The same news has come from Britain today. A press release from the United Kingdom Government stated:
A 25% increase in the price of a drug corresponds to 2 changes in the method. Good evaluates medications; Changes in cost-effectiveness thresholds and introduction of a new value set to assess health conditions.
Good Value for money for the NHS is currently assessed by applying a standard cost-effectiveness threshold of £20,000 to £30,000 per quality adjusted life year in addition to current treatments. This means that for a medicine to be considered cost-effective, it should not exceed the cost of current care by more than £20,000-£30,000, taking into account the additional life expectancy and improvements in health-related quality of life, typically generating the equivalent of 1 additional year of full health. Now it has been agreed upon Good Will introduce new limits from £25,000 to £35,000/QALY,
As part of today’s announcement, the government will support GoodUsing a new valuation approach to evaluate health-related quality of life. The valuation comes from asking thousands of members of the public how good or bad various health conditions would be. These are then used to calculate numerical values, which helps health care decision makers compare different treatments and understand their impact on health-related quality of life. Good Following consultation a new value set will be introduced for use with the EQ-5D-5L. This change could, on average, improve the cost-effectiveness of drugs.

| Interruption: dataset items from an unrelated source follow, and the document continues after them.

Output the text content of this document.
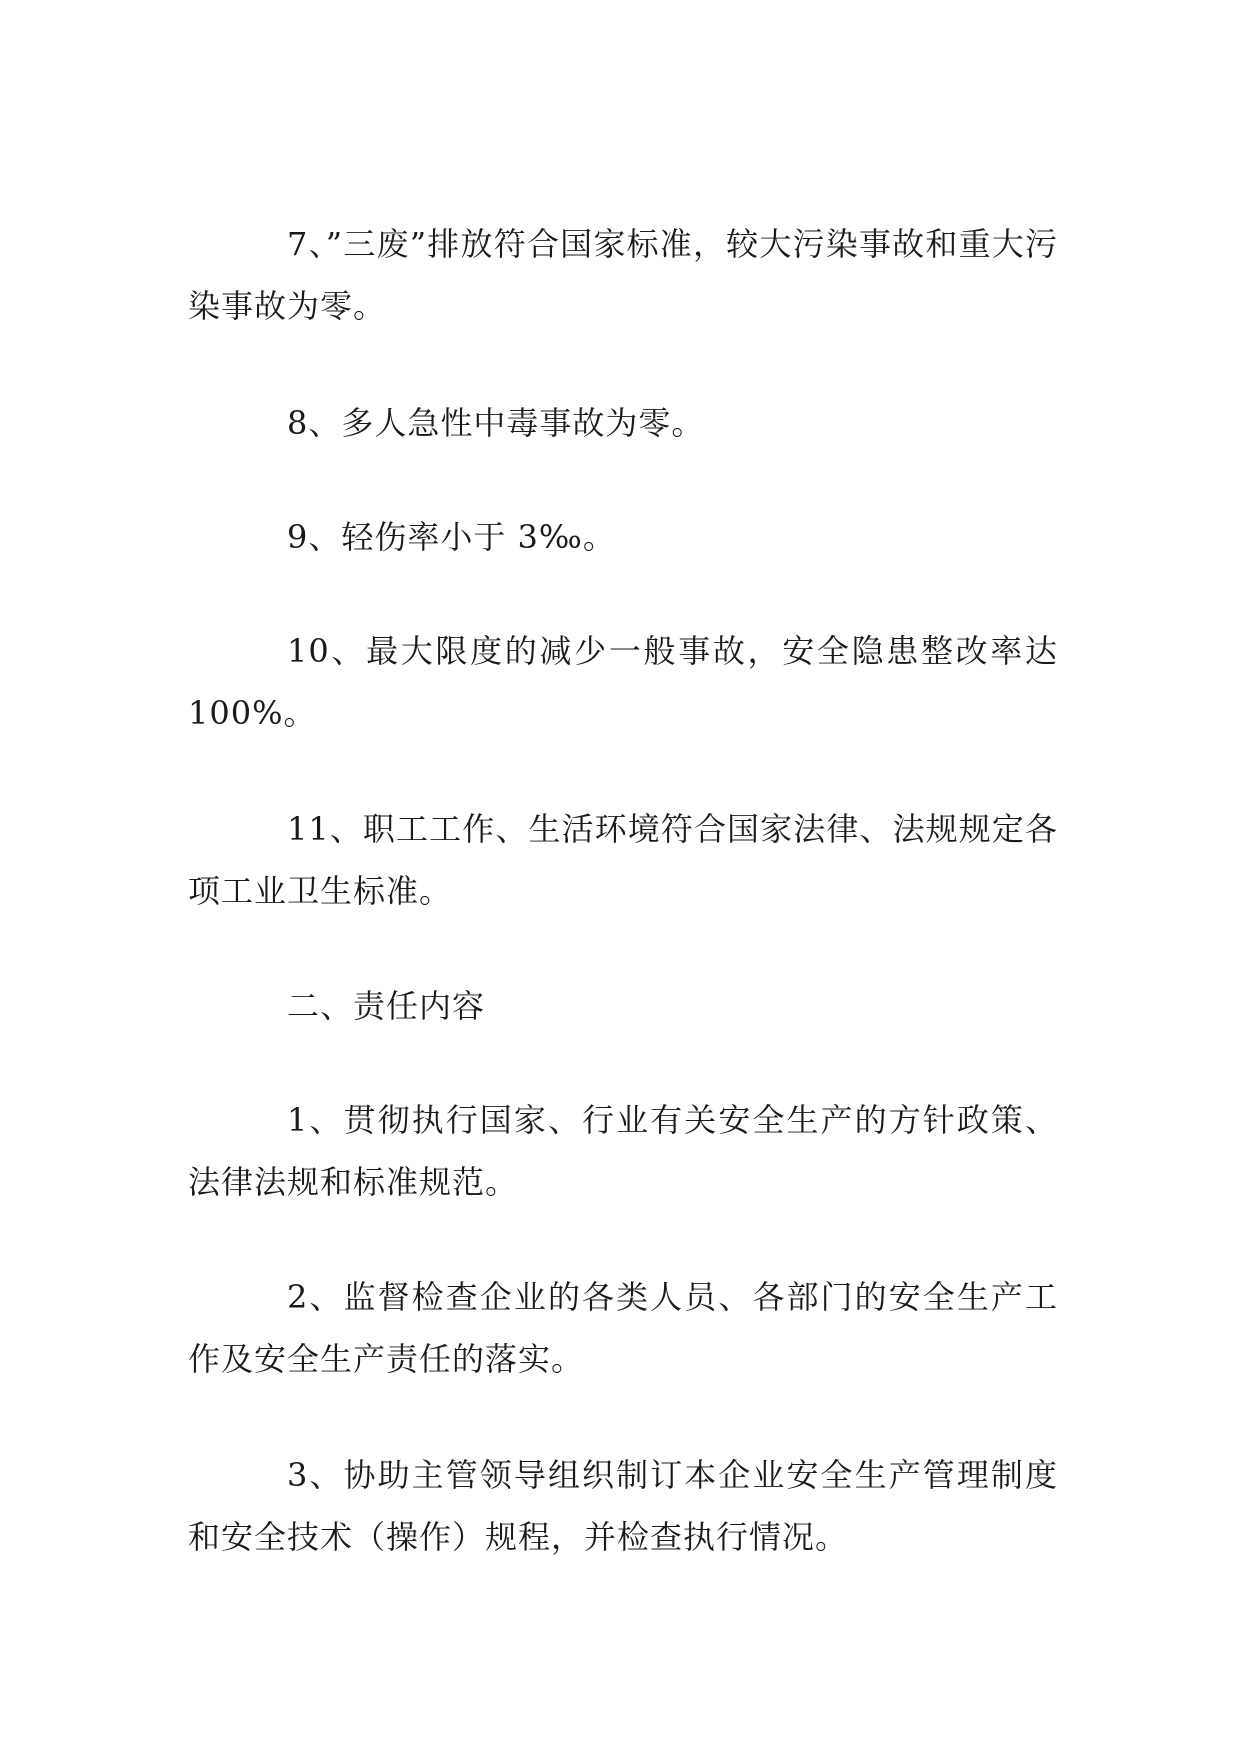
7、”三废”排放符合国家标准，较大污染事故和重大污染事故为零。

8、多人急性中毒事故为零。

9、轻伤率小于 3‰。

10、最大限度的减少一般事故，安全隐患整改率达100%。

11、职工工作、生活环境符合国家法律、法规规定各项工业卫生标准。

二、责任内容

1、贯彻执行国家、行业有关安全生产的方针政策、法律法规和标准规范。

2、监督检查企业的各类人员、各部门的安全生产工作及安全生产责任的落实。

3、协助主管领导组织制订本企业安全生产管理制度和安全技术（操作）规程，并检查执行情况。
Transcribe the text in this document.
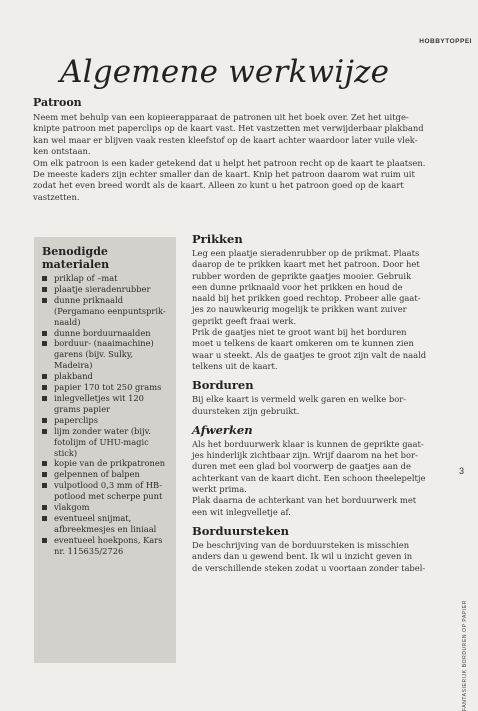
HOBBYTOPPEI
Algemene werkwijze
Patroon

Neem met behulp van een kopieerapparaat de patronen uit het boek over. Zet het uitge-
knipte patroon met paperclips op de kaart vast. Het vastzetten met verwijderbaar plakband
kan wel maar er blijven vaak resten kleefstof op de kaart achter waardoor later vuile vlek-
ken ontstaan.
Om elk patroon is een kader getekend dat u helpt het patroon recht op de kaart te plaatsen.
De meeste kaders zijn echter smaller dan de kaart. Knip het patroon daarom wat ruim uit
zodat het even breed wordt als de kaart. Alleen zo kunt u het patroon goed op de kaart
vastzetten.

Benodigde materialen
priklap of –mat
plaatje sieradenrubber
dunne priknaald (Pergamano eenpuntsprik-naald)
dunne borduurnaalden
borduur- (naaimachine) garens (bijv. Sulky, Madeira)
plakband
papier 170 tot 250 grams
inlegvelletjes wit 120 grams papier
paperclips
lijm zonder water (bijv. fotolijm of UHU-magic stick)
kopie van de prikpatronen
gelpennen of balpen
vulpotlood 0,3 mm of HB-potlood met scherpe punt
vlakgom
eventueel snijmat, afbreekmesjes en liniaal
eventueel hoekpons, Kars nr. 115635/2726
Prikken

Leg een plaatje sieradenrubber op de prikmat. Plaats
daarop de te prikken kaart met het patroon. Door het
rubber worden de geprikte gaatjes mooier. Gebruik
een dunne priknaald voor het prikken en houd de
naald bij het prikken goed rechtop. Probeer alle gaat-
jes zo nauwkeurig mogelijk te prikken want zuiver
geprikt geeft fraai werk.
Prik de gaatjes niet te groot want bij het borduren
moet u telkens de kaart omkeren om te kunnen zien
waar u steekt. Als de gaatjes te groot zijn valt de naald
telkens uit de kaart.

Borduren

Bij elke kaart is vermeld welk garen en welke bor-
duursteken zijn gebruikt.

Afwerken

Als het borduurwerk klaar is kunnen de geprikte gaat-
jes hinderlijk zichtbaar zijn. Wrijf daarom na het bor-
duren met een glad bol voorwerp de gaatjes aan de
achterkant van de kaart dicht. Een schoon theelepeltje
werkt prima.
Plak daarna de achterkant van het borduurwerk met
een wit inlegvelletje af.

Borduursteken

De beschrijving van de borduursteken is misschien
anders dan u gewend bent. Ik wil u inzicht geven in
de verschillende steken zodat u voortaan zonder tabel-

3
FANTASIERIJK BORDUREN OP PAPIER
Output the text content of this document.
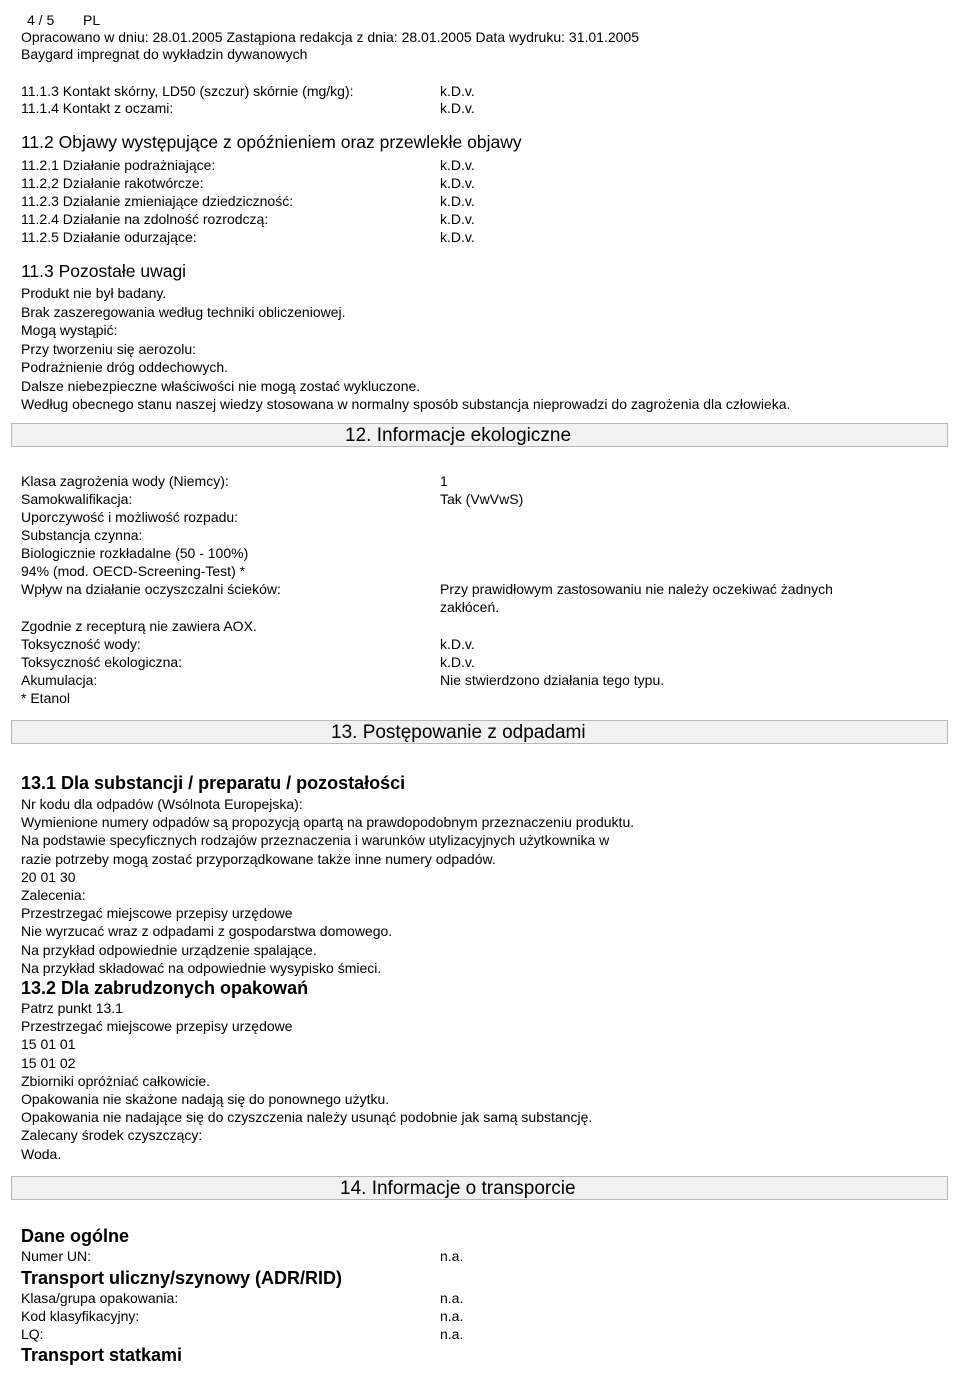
4 / 5 PL
Opracowano w dniu: 28.01.2005 Zastąpiona redakcja z dnia: 28.01.2005 Data wydruku: 31.01.2005
Baygard impregnat do wykładzin dywanowych
11.1.3 Kontakt skórny, LD50 (szczur) skórnie (mg/kg):	k.D.v.
11.1.4 Kontakt z oczami:	k.D.v.
11.2 Objawy występujące z opóźnieniem oraz przewlekłe objawy
11.2.1 Działanie podrażniające:	k.D.v.
11.2.2 Działanie rakotwórcze:	k.D.v.
11.2.3 Działanie zmieniające dziedziczność:	k.D.v.
11.2.4 Działanie na zdolność rozrodczą:	k.D.v.
11.2.5 Działanie odurzające:	k.D.v.
11.3 Pozostałe uwagi
Produkt nie był badany.
Brak zaszeregowania według techniki obliczeniowej.
Mogą wystąpić:
Przy tworzeniu się aerozolu:
Podrażnienie dróg oddechowych.
Dalsze niebezpieczne właściwości nie mogą zostać wykluczone.
Według obecnego stanu naszej wiedzy stosowana w normalny sposób substancja nieprowadzi do zagrożenia dla człowieka.
12. Informacje ekologiczne
Klasa zagrożenia wody (Niemcy):	1
Samokwalifikacja:	Tak (VwVwS)
Uporczywość i możliwość rozpadu:
Substancja czynna:
Biologicznie rozkładalne (50 - 100%)
94% (mod. OECD-Screening-Test) *
Wpływ na działanie oczyszczalni ścieków:	Przy prawidłowym zastosowaniu nie należy oczekiwać żadnych
zakłóceń.
Zgodnie z recepturą nie zawiera AOX.
Toksyczność wody:	k.D.v.
Toksyczność ekologiczna:	k.D.v.
Akumulacja:	Nie stwierdzono działania tego typu.
* Etanol
13. Postępowanie z odpadami
13.1 Dla substancji / preparatu / pozostałości
Nr kodu dla odpadów (Wsólnota Europejska):
Wymienione numery odpadów są propozycją opartą na prawdopodobnym przeznaczeniu produktu.
Na podstawie specyficznych rodzajów przeznaczenia i warunków utylizacyjnych użytkownika w
razie potrzeby mogą zostać przyporządkowane także inne numery odpadów.
20 01 30
Zalecenia:
Przestrzegać miejscowe przepisy urzędowe
Nie wyrzucać wraz z odpadami z gospodarstwa domowego.
Na przykład odpowiednie urządzenie spalające.
Na przykład składować na odpowiednie wysypisko śmieci.
13.2 Dla zabrudzonych opakowań
Patrz punkt 13.1
Przestrzegać miejscowe przepisy urzędowe
15 01 01
15 01 02
Zbiorniki opróżniać całkowicie.
Opakowania nie skażone nadają się do ponownego użytku.
Opakowania nie nadające się do czyszczenia należy usunąć podobnie jak samą substancję.
Zalecany środek czyszczący:
Woda.
14. Informacje o transporcie
Dane ogólne
Numer UN:	n.a.
Transport uliczny/szynowy (ADR/RID)
Klasa/grupa opakowania:	n.a.
Kod klasyfikacyjny:	n.a.
LQ:	n.a.
Transport statkami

However, perhaps more importantly, the VPAG mandatory discount will be reduced. The current rebate scheme—the Voluntary Scheme for Pricing and Access to Branded Medicines (VPAG)—forces pharmaceutical manufacturers to pay rebates if total UK spending on branded products exceeds expectations. Guardian Report:
At the heart of the new UK-US deal is an agreement to reduce so-called “rebates” under medicines payment arrangements between pharmaceutical companies and the NHS.
Under the current scheme, pharmaceutical companies are required to pay between 23.5% and 35.6% of the revenue from the sale of branded medicines to the NHS if the amount used by the public health service exceeds the agreed rate.
This will be reduced to 15% under a new relaxation in the existing voluntary scheme for pricing and access to branded medicines.
ABPI writes that this news reverses the decades of declining expenditure on pharmaceuticals.
The deal commits the UK to addressing the past decade of underinvestment in medicines in the country, which has seen the proportion of health expenditure on medicines fall from around 14% to 9%. Over the next 10 years, the country will increase investment in new medicines from about 0.3% of GDP to 0.6% of GDP, with key target milestones.
Why is the UK doing this? The UK currently exports £6.6 billion worth of pharmaceuticals to the US per year and President Trump has threatened to impose 100% tariffs on all these pharmaceutical exports. Under the new agreement, UK pharmaceuticals will be exempted from these tariffs for the next 3 years.